If you saw my post yesterday about the blue and white porcelain shards found near Gallows Bay, you saw a piece of 200-year-old history. On St. Croix, we have a specific name for these treasures: Chaney.
The “China-Money” Connection
The name Chaney is a unique Crucian “Creolism,” born from a mashup of the words “China” and “Money.” Back in the 19th and early 20th centuries, local children would find these colorful shards, grind the sharp edges down against stones until they were round and smooth, and use them as play money or tokens for games.

The Original “Tax Haven”
But why is the ground near the bay so full of fine porcelain? Long before St. Croix was known for modern finance, it was a hub for some very “creative” maritime accounting.
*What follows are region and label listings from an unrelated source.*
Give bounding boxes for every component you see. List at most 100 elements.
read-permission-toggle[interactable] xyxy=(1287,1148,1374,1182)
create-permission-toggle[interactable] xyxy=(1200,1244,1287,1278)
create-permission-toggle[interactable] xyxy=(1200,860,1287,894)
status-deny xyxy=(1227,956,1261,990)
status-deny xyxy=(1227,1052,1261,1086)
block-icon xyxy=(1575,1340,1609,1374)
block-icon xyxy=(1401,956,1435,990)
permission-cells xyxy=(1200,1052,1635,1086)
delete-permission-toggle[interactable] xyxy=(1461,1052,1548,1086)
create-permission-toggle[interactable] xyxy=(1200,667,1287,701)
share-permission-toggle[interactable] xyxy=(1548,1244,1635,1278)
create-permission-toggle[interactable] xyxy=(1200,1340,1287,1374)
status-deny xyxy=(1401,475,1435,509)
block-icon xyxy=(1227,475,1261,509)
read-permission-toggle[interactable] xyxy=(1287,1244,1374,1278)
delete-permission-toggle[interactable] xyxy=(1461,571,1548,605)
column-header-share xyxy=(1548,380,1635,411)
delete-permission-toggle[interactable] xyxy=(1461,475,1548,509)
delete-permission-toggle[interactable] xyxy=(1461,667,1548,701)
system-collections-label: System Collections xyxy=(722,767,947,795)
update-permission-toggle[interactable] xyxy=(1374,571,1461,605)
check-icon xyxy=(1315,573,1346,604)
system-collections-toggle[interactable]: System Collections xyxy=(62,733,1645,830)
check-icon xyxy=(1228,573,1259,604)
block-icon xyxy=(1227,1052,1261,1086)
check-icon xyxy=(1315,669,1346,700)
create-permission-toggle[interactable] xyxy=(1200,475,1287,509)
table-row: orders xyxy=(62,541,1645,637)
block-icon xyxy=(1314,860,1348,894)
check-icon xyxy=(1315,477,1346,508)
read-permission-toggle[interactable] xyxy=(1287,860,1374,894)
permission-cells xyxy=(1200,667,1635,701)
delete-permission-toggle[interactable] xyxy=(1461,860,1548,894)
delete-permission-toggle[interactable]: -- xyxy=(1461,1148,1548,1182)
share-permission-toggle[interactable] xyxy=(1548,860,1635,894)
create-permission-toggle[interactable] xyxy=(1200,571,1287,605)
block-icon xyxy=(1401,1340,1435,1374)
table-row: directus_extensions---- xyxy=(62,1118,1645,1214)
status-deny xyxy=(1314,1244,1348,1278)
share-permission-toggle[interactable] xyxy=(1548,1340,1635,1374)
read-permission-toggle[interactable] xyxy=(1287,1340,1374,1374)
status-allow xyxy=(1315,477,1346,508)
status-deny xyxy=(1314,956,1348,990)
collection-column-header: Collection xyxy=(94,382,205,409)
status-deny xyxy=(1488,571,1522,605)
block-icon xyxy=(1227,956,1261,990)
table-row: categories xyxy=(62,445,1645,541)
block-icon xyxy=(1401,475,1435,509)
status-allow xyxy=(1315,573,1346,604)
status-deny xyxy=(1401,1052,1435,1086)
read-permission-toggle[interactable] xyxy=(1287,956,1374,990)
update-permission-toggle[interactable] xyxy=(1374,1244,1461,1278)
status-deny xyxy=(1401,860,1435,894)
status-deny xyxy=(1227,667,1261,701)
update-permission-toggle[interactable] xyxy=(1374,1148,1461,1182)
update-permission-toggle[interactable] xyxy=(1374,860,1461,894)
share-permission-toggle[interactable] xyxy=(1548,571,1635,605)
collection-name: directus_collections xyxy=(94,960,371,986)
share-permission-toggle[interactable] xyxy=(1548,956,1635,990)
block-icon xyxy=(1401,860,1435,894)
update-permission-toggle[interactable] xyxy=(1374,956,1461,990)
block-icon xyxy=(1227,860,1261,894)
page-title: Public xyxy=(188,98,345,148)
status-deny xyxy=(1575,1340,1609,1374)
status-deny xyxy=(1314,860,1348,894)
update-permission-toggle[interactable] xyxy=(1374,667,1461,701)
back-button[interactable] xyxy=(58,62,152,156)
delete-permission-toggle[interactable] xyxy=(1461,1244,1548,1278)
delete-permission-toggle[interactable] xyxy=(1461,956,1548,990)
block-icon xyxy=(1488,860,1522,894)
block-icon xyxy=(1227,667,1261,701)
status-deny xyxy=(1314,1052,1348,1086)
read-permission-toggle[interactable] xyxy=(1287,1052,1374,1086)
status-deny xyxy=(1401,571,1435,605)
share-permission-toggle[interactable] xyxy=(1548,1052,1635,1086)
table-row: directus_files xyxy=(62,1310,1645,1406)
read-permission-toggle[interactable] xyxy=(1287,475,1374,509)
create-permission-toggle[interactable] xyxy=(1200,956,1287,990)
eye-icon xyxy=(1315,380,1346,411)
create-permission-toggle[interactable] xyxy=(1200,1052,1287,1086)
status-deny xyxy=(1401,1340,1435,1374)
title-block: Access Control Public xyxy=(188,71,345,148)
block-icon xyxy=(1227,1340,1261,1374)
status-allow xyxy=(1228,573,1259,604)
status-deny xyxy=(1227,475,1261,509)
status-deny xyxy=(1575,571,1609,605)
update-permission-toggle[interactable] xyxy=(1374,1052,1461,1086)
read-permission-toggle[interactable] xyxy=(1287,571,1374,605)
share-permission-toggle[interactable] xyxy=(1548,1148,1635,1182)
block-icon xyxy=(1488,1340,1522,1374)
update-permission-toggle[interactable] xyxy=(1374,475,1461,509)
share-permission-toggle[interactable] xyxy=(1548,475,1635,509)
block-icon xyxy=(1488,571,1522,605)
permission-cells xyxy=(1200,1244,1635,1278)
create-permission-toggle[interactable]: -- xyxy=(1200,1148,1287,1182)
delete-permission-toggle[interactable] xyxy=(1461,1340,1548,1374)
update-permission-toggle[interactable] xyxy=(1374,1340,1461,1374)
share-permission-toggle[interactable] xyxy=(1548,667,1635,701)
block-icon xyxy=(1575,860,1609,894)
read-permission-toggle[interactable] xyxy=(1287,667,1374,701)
On the 1779 Danish maps, the area is labeled Galge Bugten (Gallows Bay). It was the “back door” to Christiansted. During the Danish colonial era, the Danish West India & Guinea Company kept a hawk-like eye on every ship entering the harbor. If a merchant ship arrived with a crate of fine Dutch or English porcelain that was slightly chipped or “damaged,” they didn’t want to pay the steep import taxes.
Their solution? The “Galge Bugten Drop.” Before they reached the official customs inspection at the Fort, sailors would heave the “spoiled” goods overboard into the shallow waters. They essentially treated the harbor as a duty-free discard bin.

Nature’s Glass Tumbler
For two centuries, the tides of the Caribbean have acted like a giant rock tumbler, smoothing the edges of these discarded plates and bowls. When the harbor was dredged decades ago, it unintentionally brought this “tax-evasion treasure” back to the surface, scattering it along the paths we walk today. Finding a piece of Blue Willow or Shell Edge pattern today isn’t just a lucky break; it’s a direct link to the sailors who were trying to stay one step ahead of the Danish tax man.
The Elon Musk “Space Trash” Theory
You have to wonder if Elon Musk takes notes from these 18th-century sailors. While they were dumping porcelain to save a few rigsdalers, Elon is busy littering low-earth orbit with Starlink satellites.
Maybe in 200 years, someone will be walking a beach on Mars, pick up a jagged piece of a Falcon 9 booster, and wonder what kind of “tax dodge” the richest man on Earth was pulling back in 2026. Some things never change: whether it’s the 1700s or the Space Age, people are always looking for a way to leave their “shards” behind.